Alderson, though, underlined that the Mets’ fate as sellers is not certain, classifying the club as “in the middle” between buyers and sellers. The next stretch includes series against the Pirates, Marlins and Rays. Granted, the Mets will have to survive the Dodgers first, including Clayton Kershaw’s return Saturday.
Alderson also implied that manager Mickey Callaway and pitching coach Dave Eiland are against trading either pitcher.
“We need some more wins,” Alderson said. “We’re 10 games under .500 [before Friday’s game], and we need to see improvement in our won-loss record almost immediately. I think we all recognize that. At the same time, we’re still in the middle of June and most teams are still trying to sort out where they are and what they’re going to do . . . [We] have had [trade] conversations with teams, but nothing that I would call substantive, and really just getting a sense of what direction they think they’re headed.”
The Mets called up reliever Drew Smith and outfielder Kevin Kaczmarski for the first time in either player’s career. Hansel Robles was designated for assignment after four years with the Mets and nine years with the organization. AJ Ramos (shoulder surgery) was moved to the 60-day disabled list. Paul Sewald and Chris Flexen were sent to Triple-A Las Vegas.
Yoenis Cespedes (quadriceps) still is not symptom-free and will not resume baseball activities until he is, which is complicated by the fact that the Mets have characterized his injury as a chronic condition.
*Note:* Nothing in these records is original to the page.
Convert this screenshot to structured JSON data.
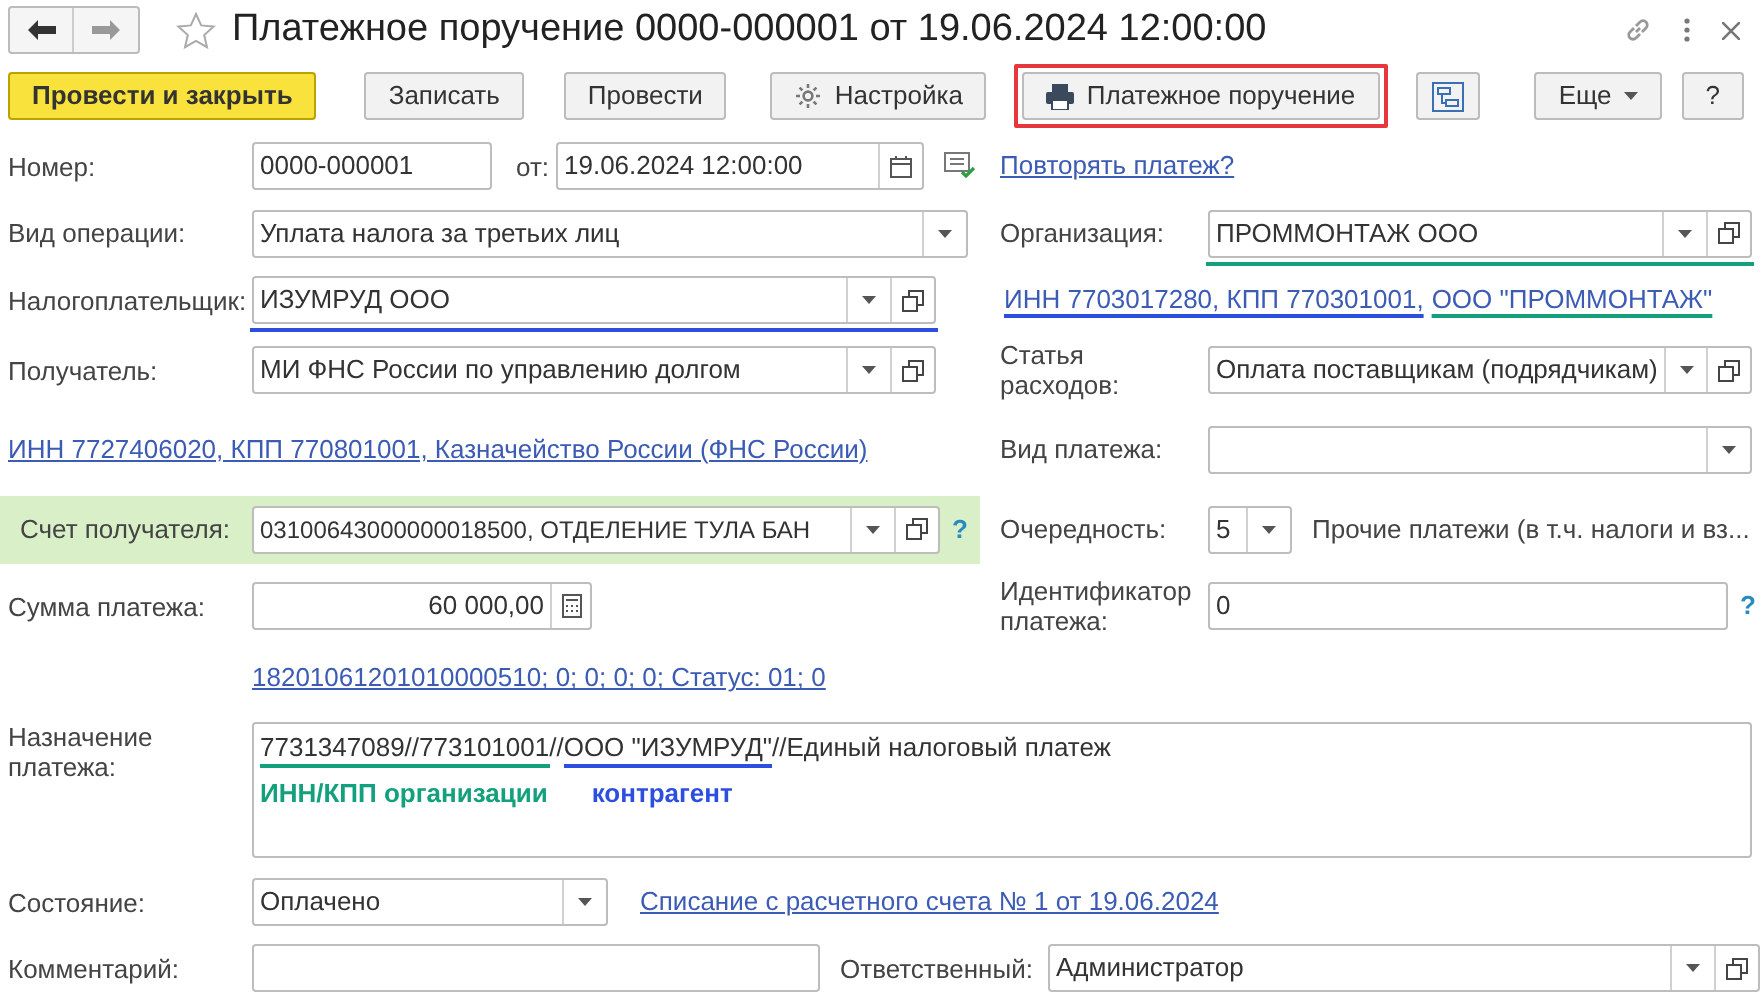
{
  "title": "Платежное поручение 0000-000001 от 19.06.2024 12:00:00",
  "toolbar": [
    {
      "kind": "primary",
      "label": "Провести и закрыть",
      "highlighted": false
    },
    {
      "kind": "plain",
      "label": "Записать",
      "highlighted": false
    },
    {
      "kind": "plain",
      "label": "Провести",
      "highlighted": false
    },
    {
      "kind": "gear",
      "label": "Настройка",
      "highlighted": false
    },
    {
      "kind": "printer",
      "label": "Платежное поручение",
      "highlighted": true
    },
    {
      "kind": "structure",
      "highlighted": false
    },
    {
      "kind": "menu",
      "label": "Еще",
      "highlighted": false
    },
    {
      "kind": "plain",
      "label": "?",
      "highlighted": false
    }
  ],
  "number": {
    "label": "Номер:",
    "value": "0000-000001"
  },
  "date": {
    "label": "от:",
    "value": "19.06.2024 12:00:00"
  },
  "repeat_link": "Повторять платеж?",
  "operation_type": {
    "label": "Вид операции:",
    "value": "Уплата налога за третьих лиц"
  },
  "organization": {
    "label": "Организация:",
    "value": "ПРОММОНТАЖ ООО",
    "color": "#13a07c"
  },
  "taxpayer": {
    "label": "Налогоплательщик:",
    "value": "ИЗУМРУД ООО",
    "color": "#2d4fe0"
  },
  "taxpayer_link": [
    {
      "text": "ИНН 7703017280, КПП 770301001,",
      "color": "#2d4fe0"
    },
    {
      "text": "ООО \"ПРОММОНТАЖ\"",
      "color": "#13a07c"
    }
  ],
  "recipient": {
    "label": "Получатель:",
    "value": "МИ ФНС России по управлению долгом"
  },
  "expense_item": {
    "label": "Статья расходов:",
    "value": "Оплата поставщикам (подрядчикам)"
  },
  "recipient_link": "ИНН 7727406020, КПП 770801001, Казначейство России (ФНС России)",
  "payment_kind": {
    "label": "Вид платежа:"
  },
  "account": {
    "label": "Счет получателя:",
    "value": "03100643000000018500, ОТДЕЛЕНИЕ ТУЛА БАН",
    "highlighted": true,
    "help": "?"
  },
  "priority": {
    "label": "Очередность:",
    "value": "5",
    "description": "Прочие платежи (в т.ч. налоги и вз..."
  },
  "amount": {
    "label": "Сумма платежа:",
    "value": "60 000,00"
  },
  "payment_id": {
    "label": "Идентификатор платежа:",
    "value": "0",
    "help": "?"
  },
  "tax_details_link": "18201061201010000510; 0; 0; 0; 0; Статус: 01; 0",
  "purpose": {
    "label": "Назначение платежа:",
    "segments": [
      {
        "text": "7731347089//773101001",
        "color": "#13a07c"
      },
      {
        "text": "//"
      },
      {
        "text": "ООО \"ИЗУМРУД\"",
        "color": "#2d4fe0"
      },
      {
        "text": "//Единый налоговый платеж"
      }
    ],
    "notes": [
      {
        "text": "ИНН/КПП организации",
        "color": "#13a07c"
      },
      {
        "text": "контрагент",
        "color": "#2d4fe0"
      }
    ]
  },
  "status": {
    "label": "Состояние:",
    "value": "Оплачено"
  },
  "status_link": "Списание с расчетного счета № 1 от 19.06.2024",
  "comment": {
    "label": "Комментарий:"
  },
  "responsible": {
    "label": "Ответственный:",
    "value": "Администратор"
  }
}
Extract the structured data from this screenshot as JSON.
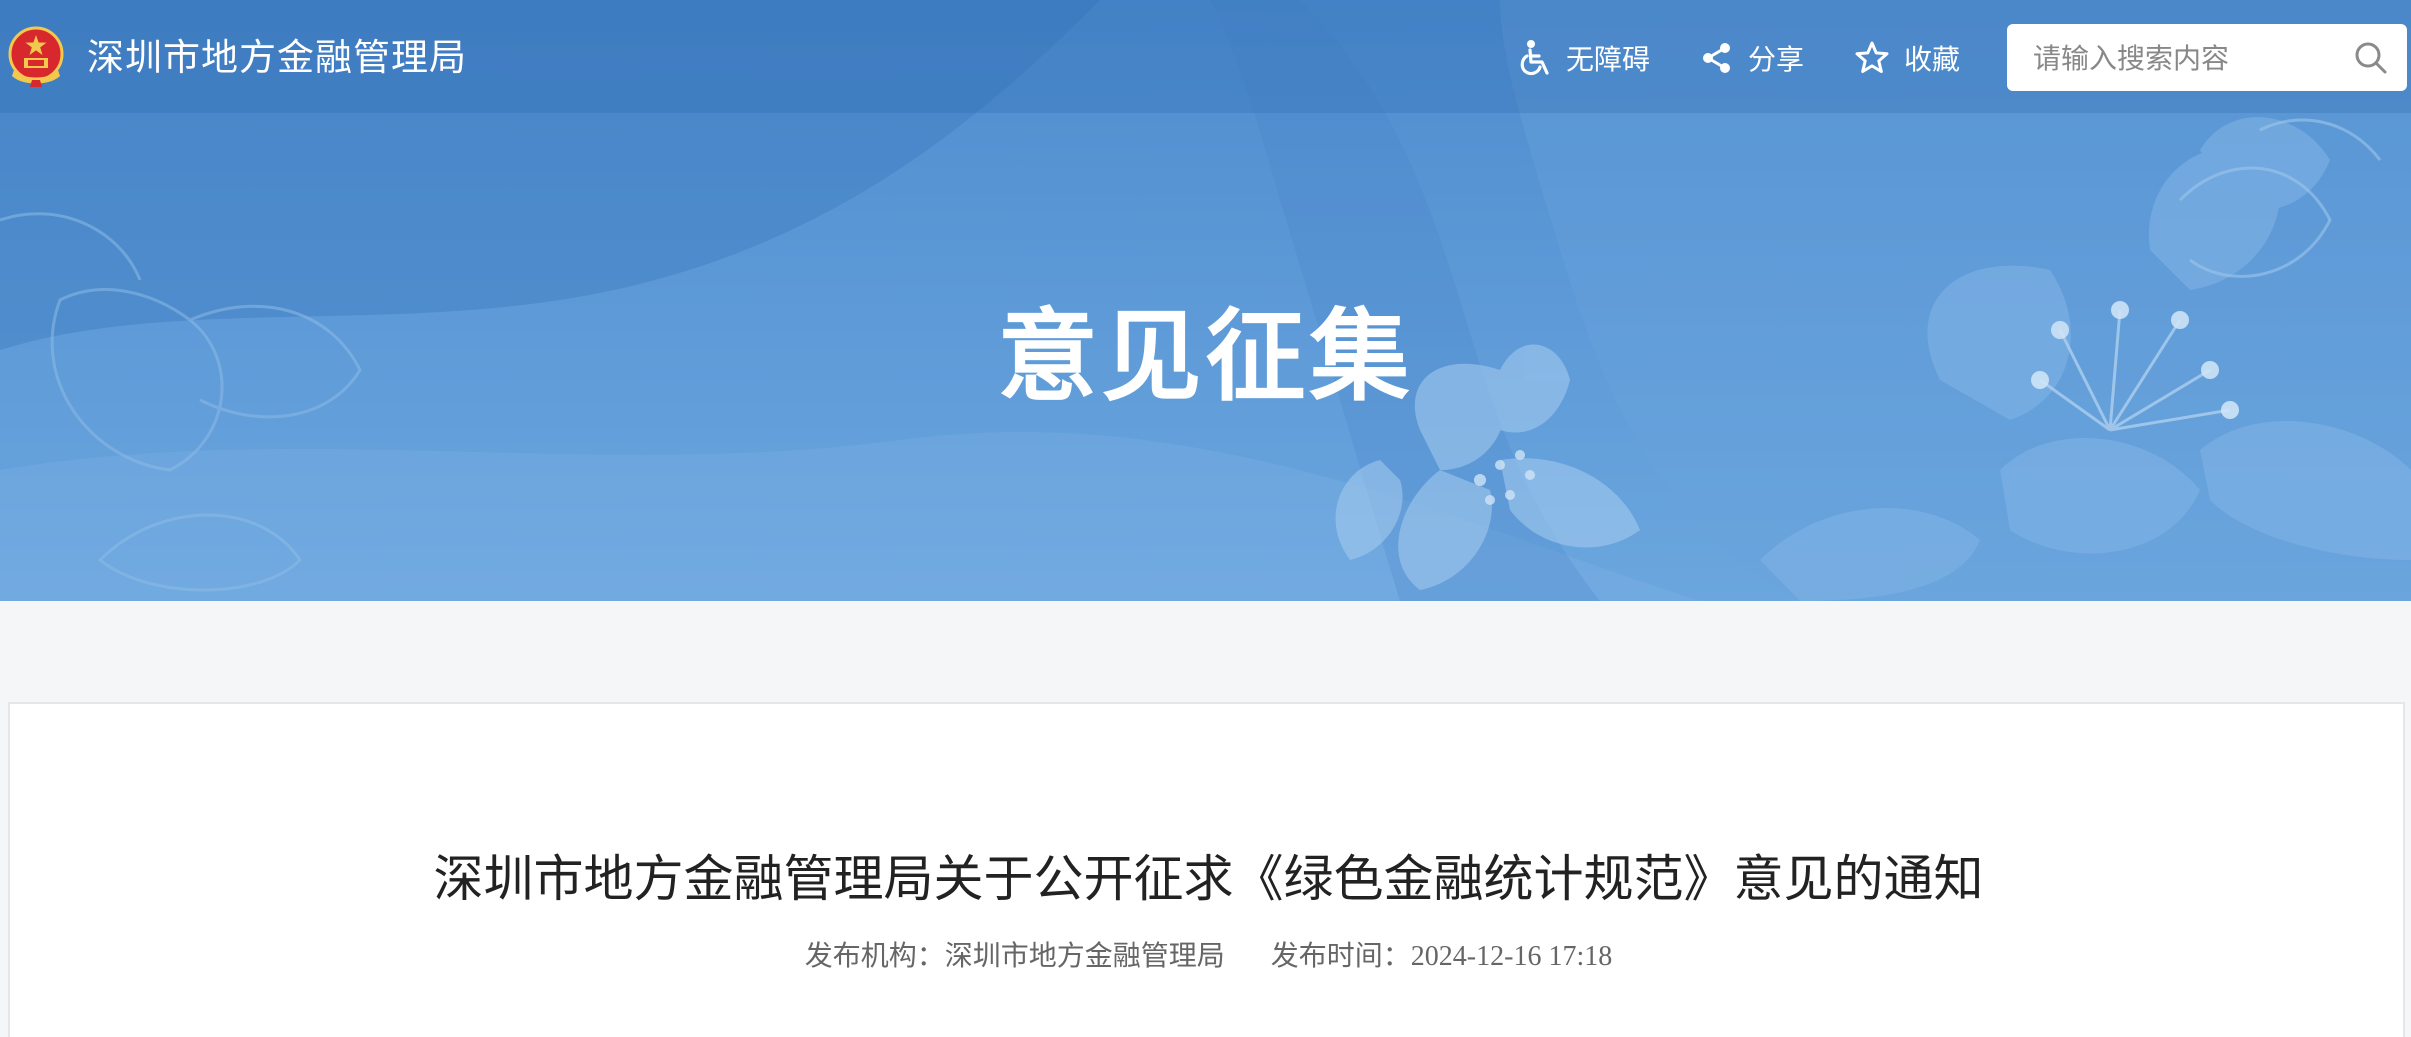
{
  "header": {
    "site_name": "深圳市地方金融管理局",
    "emblem_icon": "national-emblem-icon",
    "tools": {
      "accessibility": {
        "label": "无障碍",
        "icon": "wheelchair-icon"
      },
      "share": {
        "label": "分享",
        "icon": "share-icon"
      },
      "favorite": {
        "label": "收藏",
        "icon": "star-icon"
      }
    },
    "search": {
      "placeholder": "请输入搜索内容",
      "icon": "search-icon"
    }
  },
  "banner": {
    "title": "意见征集"
  },
  "article": {
    "title": "深圳市地方金融管理局关于公开征求《绿色金融统计规范》意见的通知",
    "publisher_label": "发布机构：",
    "publisher": "深圳市地方金融管理局",
    "time_label": "发布时间：",
    "time": "2024-12-16 17:18"
  },
  "colors": {
    "banner_blue": "#5b98d6",
    "page_bg": "#f5f6f7",
    "title_text": "#222222",
    "meta_text": "#666666"
  }
}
Syndergaard (finger) played catch and David Wright hit in an indoor batting cage and took part in other on-field baseball activities. Jay Bruce, diagnosed with a strained hip, said it has been bothering him on and off for months.
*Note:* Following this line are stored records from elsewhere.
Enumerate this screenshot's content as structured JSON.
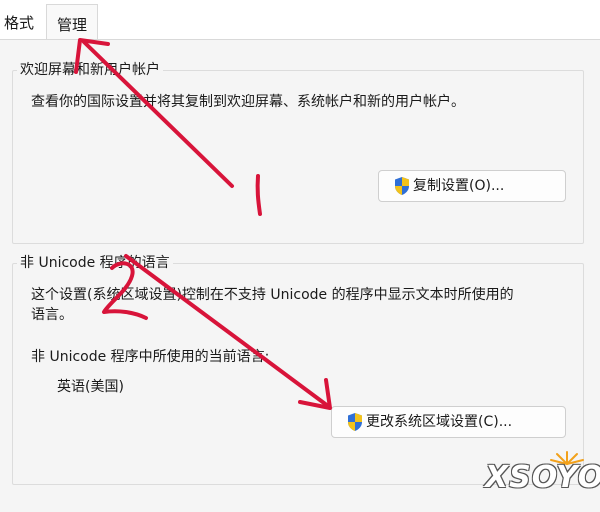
{
  "tabs": [
    "格式",
    "管理"
  ],
  "groups": {
    "welcome": {
      "title": "欢迎屏幕和新用户帐户",
      "description": "查看你的国际设置并将其复制到欢迎屏幕、系统帐户和新的用户帐户。",
      "button_label": "复制设置(O)..."
    },
    "non_unicode": {
      "title": "非 Unicode 程序的语言",
      "description_line1": "这个设置(系统区域设置)控制在不支持 Unicode 的程序中显示文本时所使用的",
      "description_line2": "语言。",
      "current_label": "非 Unicode 程序中所使用的当前语言:",
      "current_value": "英语(美国)",
      "button_label": "更改系统区域设置(C)..."
    }
  },
  "annotations": {
    "mark1": "1",
    "mark2": "2"
  },
  "watermark": "XSOYO",
  "colors": {
    "annotation": "#d8143a",
    "shield_blue": "#2f6fd6",
    "shield_yellow": "#f2c21b"
  },
  "icons": [
    "uac-shield-icon",
    "uac-shield-icon"
  ]
}
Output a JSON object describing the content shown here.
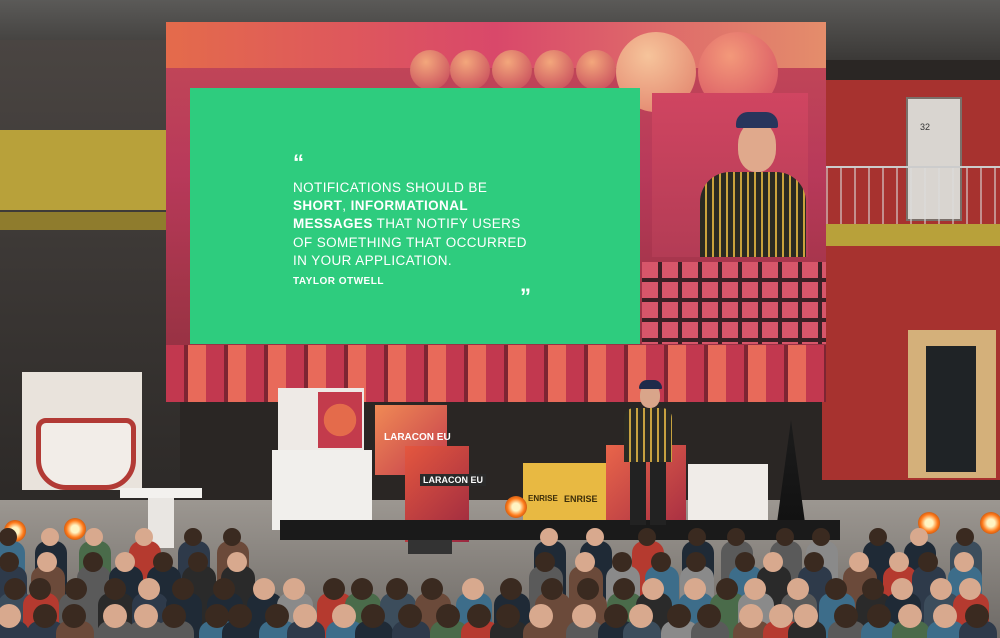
{
  "slide": {
    "quote_open": "“",
    "quote_line1": "NOTIFICATIONS SHOULD BE",
    "quote_bold1": "SHORT",
    "quote_sep": ", ",
    "quote_bold2": "INFORMATIONAL",
    "quote_bold3": "MESSAGES",
    "quote_line3_rest": " THAT NOTIFY USERS",
    "quote_line4": "OF SOMETHING THAT OCCURRED",
    "quote_line5": "IN YOUR APPLICATION.",
    "author": "TAYLOR OTWELL",
    "quote_close": "”",
    "background_color": "#2ecc7e"
  },
  "signage": {
    "door_number": "32",
    "cube_brand_1": "ENRISE",
    "cube_brand_2": "ENRISE",
    "podium_label": "LARACON EU",
    "stack_label": "LARACON EU"
  },
  "colors": {
    "screen_red": "#b8395a",
    "accent_orange": "#e46b4b",
    "wall_red": "#a7322f",
    "cube_yellow": "#e8b942"
  }
}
“It was probably affecting how I was going about my business as far as playing and performing,” said Bruce, who said the hip issue might be tied to his other injuries this year (back issues and plantar fasciitis). “I’ve kind of had a tendency throughout my career to kind of ignore what my body tells me because I feel like I can play through it . . . They think it’s going to be manageable and treatable with the right [physical therapy], rest and the meds that I’m on. It could have been a much worse diagnosis.”
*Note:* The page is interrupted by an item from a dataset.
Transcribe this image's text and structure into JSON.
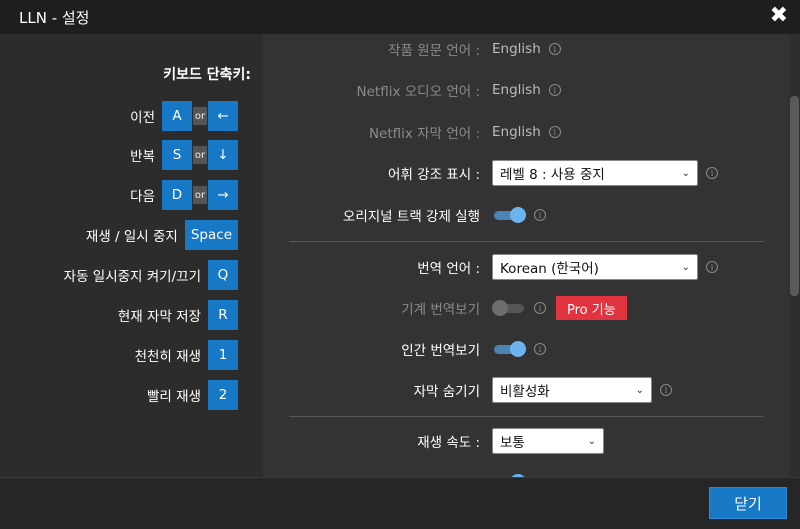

Alderson targeted Monday or Tuesday to “ramp up” Cespedes’ activity. “I think it’s clear that we’ve got to figure out a way to get Yoenis on the field,” he said. “I know he wants to be on the field. Like any illness or injury that has to be managed, that can’t be cured, if you will, we have to manage it. So that’s a function of his preparation, of his on-field activity during a game . . . So to say that he has to be pain-free doesn’t mean that the issue that he’s facing completely disappears, it just means that we have to be able to get to a point where the symptoms have been managed so that he can move forward.”